1. Governance arrangements 

Parties must agree on how the joint venture will be managed. The joint venture must expressly state whether shareholders or their representatives will be actively involved in the management of the joint venture or if management is going to be the preserve of an existing or appointed management team. 

Usually, the overall direction and management of a joint venture  is left to the joint venture  entity’s board of directors. It is critical, from the get go, to expressly state the balance of decision-making power between the parties as shareholders, the joint venture  board of directors and individual members of the joint venture’s executive team. 

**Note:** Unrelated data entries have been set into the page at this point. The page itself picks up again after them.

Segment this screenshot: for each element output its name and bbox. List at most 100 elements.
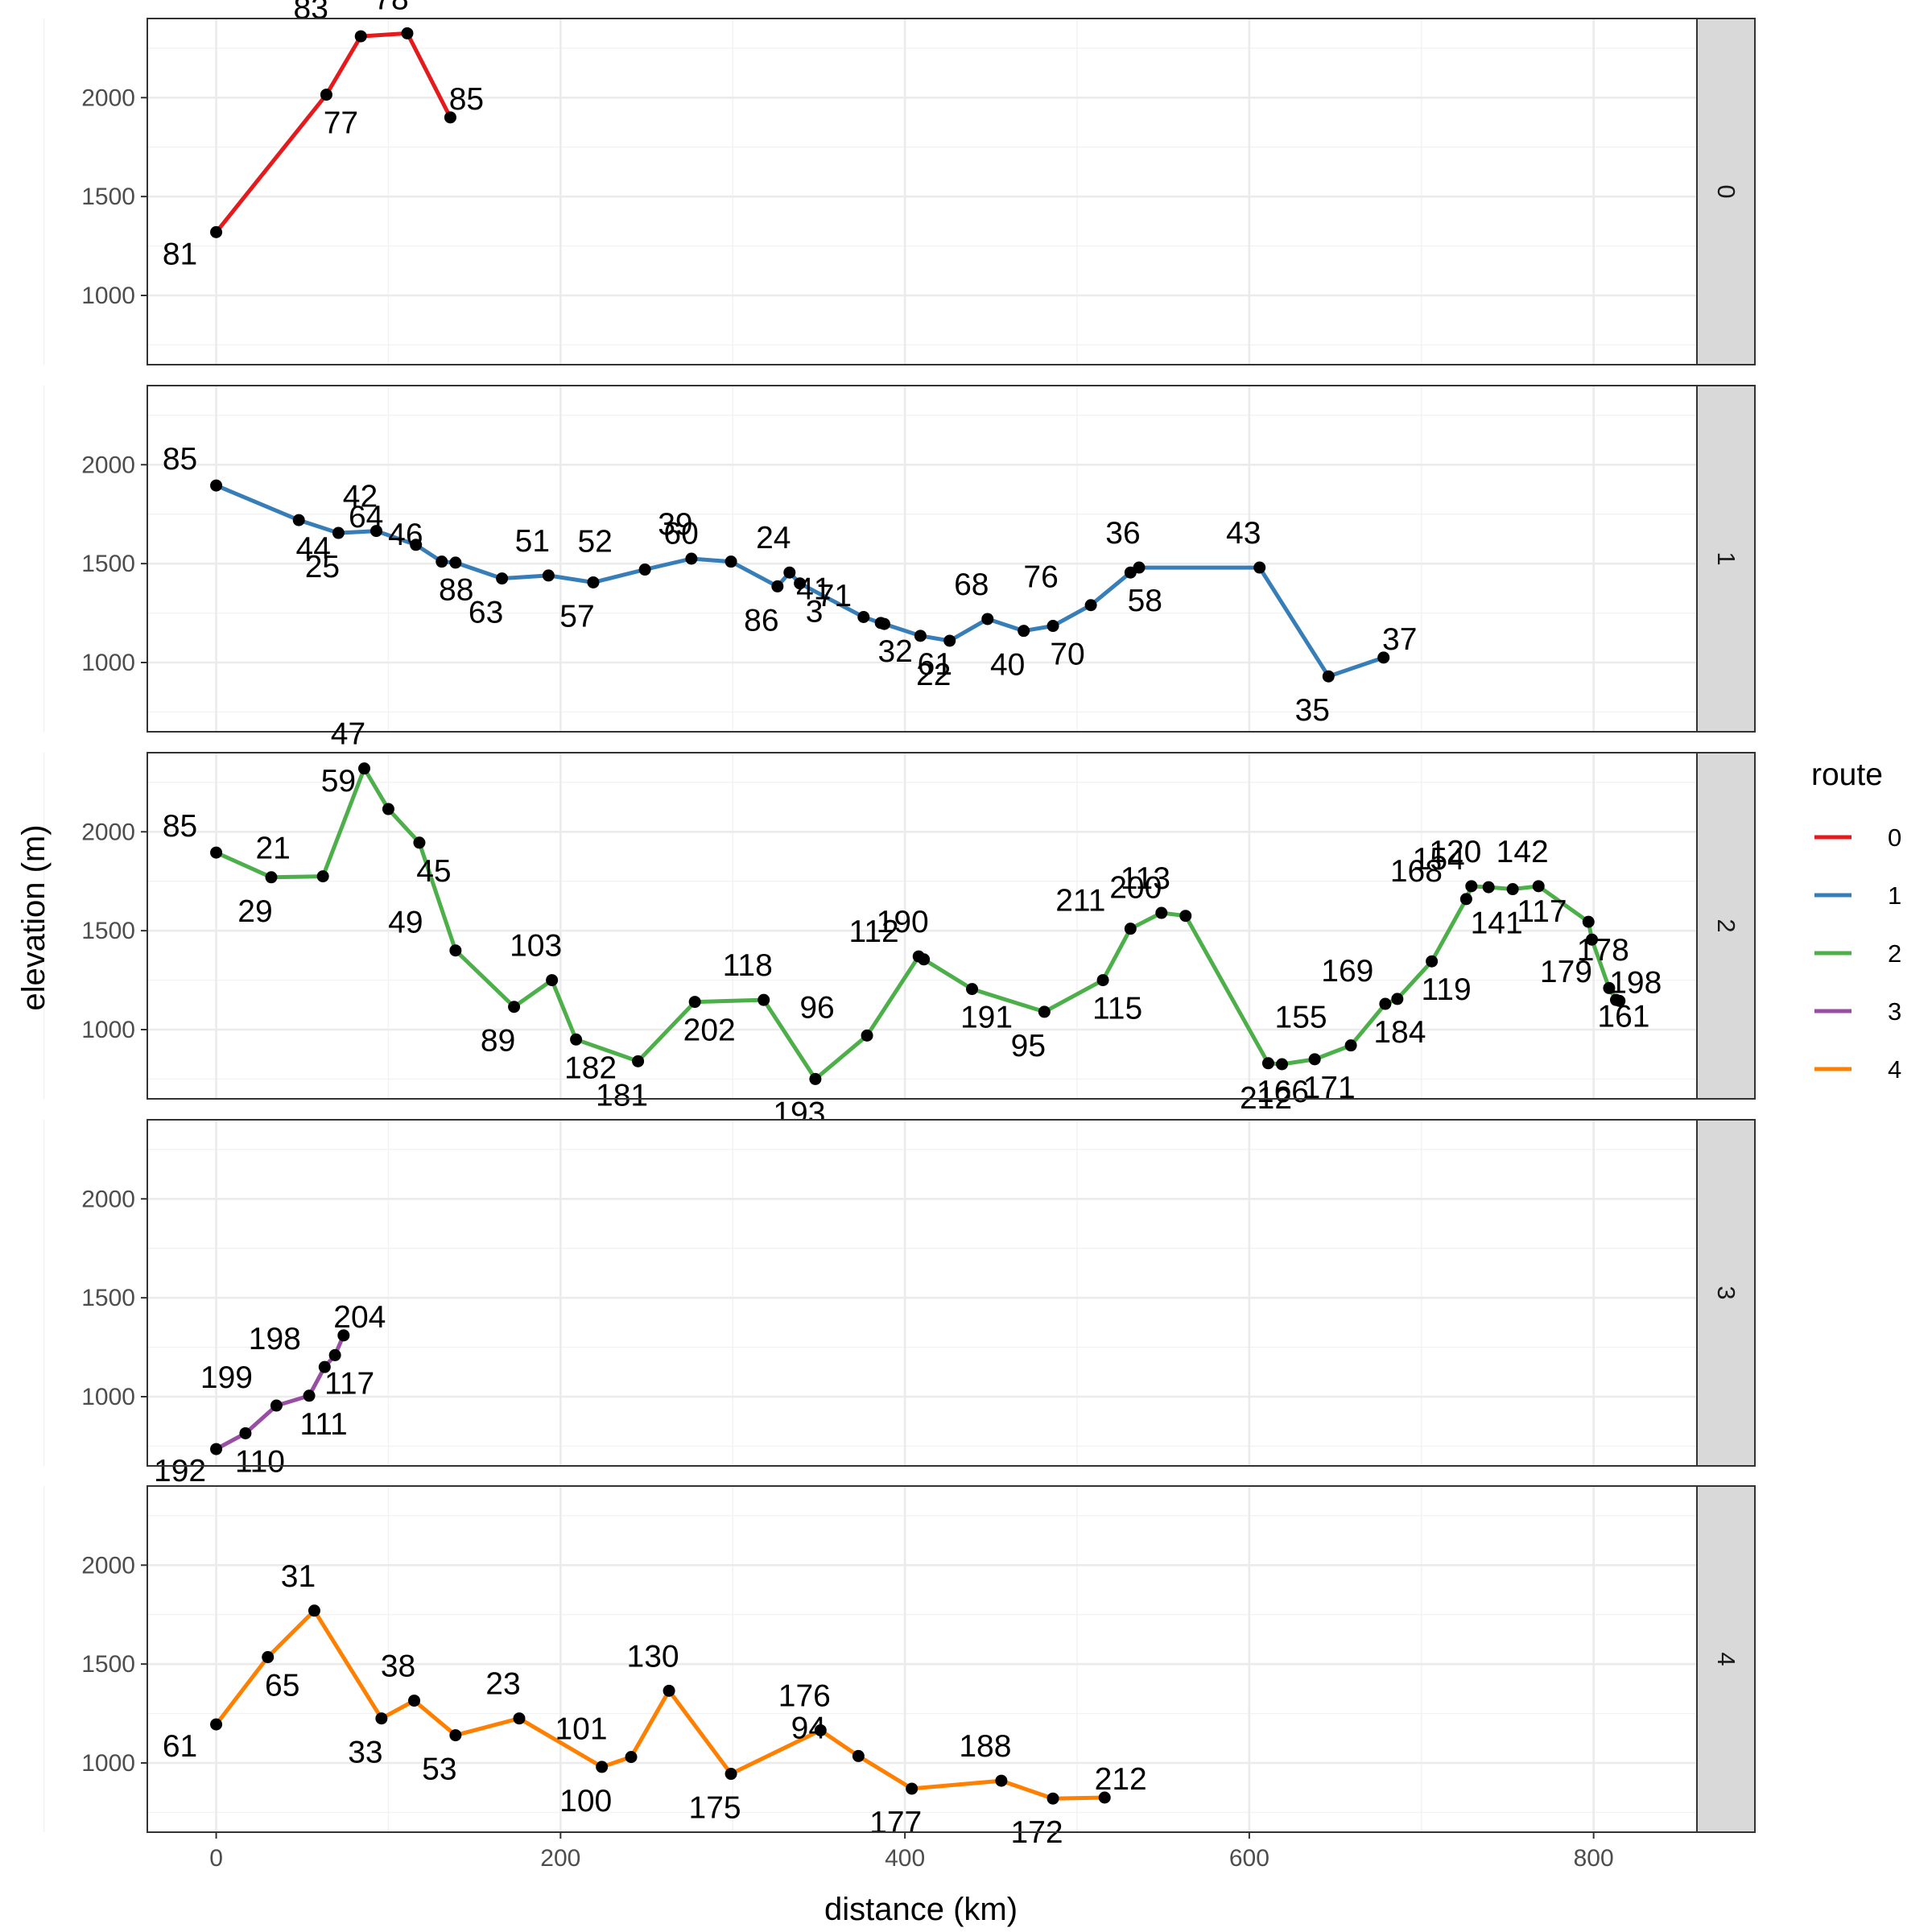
y-tick-label: 1000 [81,283,135,309]
data-point [1046,1792,1059,1805]
point-label: 202 [683,1013,736,1048]
point-label: 192 [154,1454,206,1488]
point-label: 182 [564,1051,617,1085]
data-point [995,1774,1008,1787]
data-point [688,996,701,1009]
data-point [1261,1057,1274,1070]
y-tick-label: 1000 [81,1384,135,1410]
point-label: 61 [163,1729,197,1764]
data-point [981,613,994,625]
x-tick-label: 0 [209,1845,223,1872]
x-tick-label: 800 [1574,1845,1614,1872]
point-label: 88 [439,573,473,608]
point-label: 22 [916,658,951,692]
point-label: 141 [1471,906,1523,941]
data-point [906,1782,919,1795]
data-point [449,1729,462,1742]
data-point [1482,881,1495,894]
data-point [1322,670,1335,683]
data-point [1084,599,1097,612]
y-tick-label: 2000 [81,1552,135,1579]
data-point [382,803,394,815]
data-point [1133,561,1146,574]
facet-panel-4: 1000 1500 2000 61 65 31 33 38 53 23 100 101 130 175 17… [43,1485,1756,1850]
facet-strip-label: 2 [1712,919,1740,932]
y-tick-label: 1500 [81,1651,135,1678]
data-point [1532,880,1545,893]
point-label: 169 [1321,954,1373,989]
data-point [814,1724,827,1736]
data-point [292,514,305,526]
x-tick-label: 600 [1229,1845,1269,1872]
data-point [1465,880,1478,893]
data-point [496,572,509,585]
facet-strip-label: 3 [1712,1286,1740,1299]
data-point [513,1712,526,1725]
data-point [436,555,448,568]
point-label: 52 [577,525,612,559]
y-tick-label: 2000 [81,452,135,478]
point-label: 85 [163,442,197,477]
data-point [1613,994,1626,1007]
data-point [724,1768,737,1781]
point-label: 111 [299,1407,347,1442]
facet-strip [1696,385,1756,733]
data-point [809,1072,822,1085]
point-label: 94 [791,1711,826,1745]
data-point [375,1712,388,1725]
x-tick-label: 400 [885,1845,925,1872]
data-point [270,1399,283,1412]
point-label: 118 [723,948,773,983]
data-point [914,630,927,642]
point-label: 200 [1109,871,1162,906]
data-point [262,1651,275,1664]
x-tick-label: 200 [540,1845,580,1872]
point-label: 40 [990,648,1025,683]
facet-strip [1696,18,1756,365]
point-label: 45 [416,854,451,889]
facet-strip [1696,1119,1756,1467]
panel-background [147,19,1697,365]
point-label: 51 [515,524,550,559]
data-point [857,610,870,623]
y-tick-label: 1000 [81,1017,135,1043]
point-label: 100 [559,1784,612,1818]
data-point [1276,1058,1289,1071]
data-point [758,993,770,1006]
data-point [625,1751,638,1764]
data-point [1459,893,1472,906]
point-label: 89 [481,1024,515,1059]
data-point [1096,974,1109,987]
data-point [685,552,698,565]
point-label: 59 [321,764,356,799]
data-point [1379,997,1392,1010]
point-label: 39 [658,507,692,542]
data-point [877,617,890,630]
point-label: 61 [918,647,952,682]
point-label: 29 [237,894,272,929]
y-tick-label: 1000 [81,650,135,676]
point-label: 71 [817,579,852,613]
legend-label-route-1: 1 [1888,881,1901,910]
data-point [369,525,382,538]
facet-strip-label: 0 [1712,184,1740,198]
data-point [1038,1005,1051,1018]
data-point [1391,993,1404,1005]
facet-strip-label: 1 [1712,551,1740,565]
point-label: 117 [324,1366,374,1401]
legend-label-route-4: 4 [1888,1055,1901,1084]
point-label: 44 [296,531,331,566]
data-point [570,1033,583,1046]
data-point [308,1604,320,1617]
point-label: 103 [510,929,562,964]
data-point [239,1426,252,1439]
data-point [210,1718,223,1731]
data-point [1506,883,1519,896]
point-label: 86 [744,603,778,638]
legend-label-route-3: 3 [1888,997,1901,1026]
data-point [449,944,462,957]
x-axis: 0 200 400 600 800 [209,1832,1614,1872]
point-label: 184 [1373,1015,1426,1050]
data-point [771,580,784,592]
data-point [542,569,555,582]
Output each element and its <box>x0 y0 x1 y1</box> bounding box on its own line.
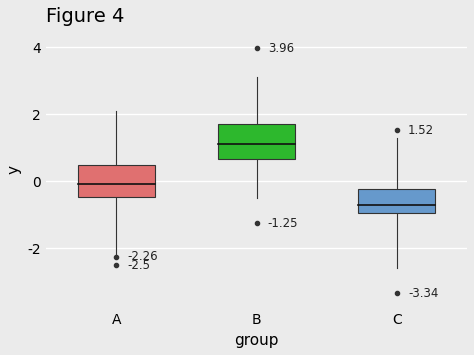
Bar <box>78 165 155 197</box>
Text: -3.34: -3.34 <box>408 287 438 300</box>
Bar <box>218 124 295 159</box>
Bar <box>358 189 436 213</box>
Text: -2.26: -2.26 <box>128 251 158 263</box>
Text: 3.96: 3.96 <box>268 42 294 55</box>
Text: Figure 4: Figure 4 <box>46 7 124 26</box>
X-axis label: group: group <box>234 333 279 348</box>
Text: -2.5: -2.5 <box>128 258 150 272</box>
Y-axis label: y: y <box>7 165 22 174</box>
Text: 1.52: 1.52 <box>408 124 434 137</box>
Text: -1.25: -1.25 <box>268 217 298 230</box>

It is not unusual to stipulate that certain “Reserved Matters” will require mutual agreement of the parties either as shareholders or at board level. 

2. Funding the joint venture   

Funding the joint venture  is a crucial issue. The joint venture  should state how the venture will be funded. The rights and obligations of the shareholders in this context also need to be expressed unequivocally. Ordinarily, each party makes an initial financial contribution to the capital of the joint venture. The joint venture  should stipulate whether or not parties will have any continuing obligation to finance the joint venture. 

3. Other contributions 

Frequently, joint ventures involve the contribution by parties of assets, property, technology or services. This may require the conclusion of further ancillary agreements to stipulate the detailed terms.   

4. Share disposals and 

exit provisions 

The question of share disposals and exit generally may be dealt with in numerous ways. If parties wish to keep it simple, it will be provided that the transfer of joint venture  shares can only be achieved with mutual consent of all shareholders. More complex provisions will deal with issues such as the identification of prohibited purchasers such as competitors or sanctioned individuals. They will cover issues like pre-emption or tag along rights conferred on the remaining shareholders or drag along rights entitling outgoing parties to force remaining minority shareholders to sell their shares to a third-party buyer at the same time and for the same price. 

5. Default provisions 

Usually, joint ventures  should list potential events of default and provide structural remedies in the event of default. Remedies may include, among others, the right to buy out the defaulting shareholder or to require the defaulting party to buy its co-shareholders out. 

6. Business plan 

To avoid confusion regarding the development of the joint venture’s business, it is recommended practice for the parties to agree on a Business Plan from inception. 

The business plan can be an annexure to the joint venture or, at least, be identified in the joint venture.   

7. Human resources 

The complexity or otherwise of this issue, will depend on whether employees will be permanently transferred to the joint venture  or remain in the employment of the respective shareholders while on secondment to the joint venture.  

8. Dispute resolution  

The joint venture  must specify dispute resolution mechanisms. For instance, that disputes between the parties shall be resolved by litigation or through arbitration by an agreed third party. 

9. Governing law 

A joint venture  is not formed in a vacuum; it must have a particular jurisdiction. Often, this will determine the governing law.  

10. Duration 

The joint venture  must state how long it is going to subsist. If it is open-ended, it should stipulate the notice period each party should give if it desires to pull out.  

Conclusion 

A properly crafted joint venture  will save you time and money in the event of disputes. All things being equal, it will help your business grow faster, increase productivity and generate additional profits.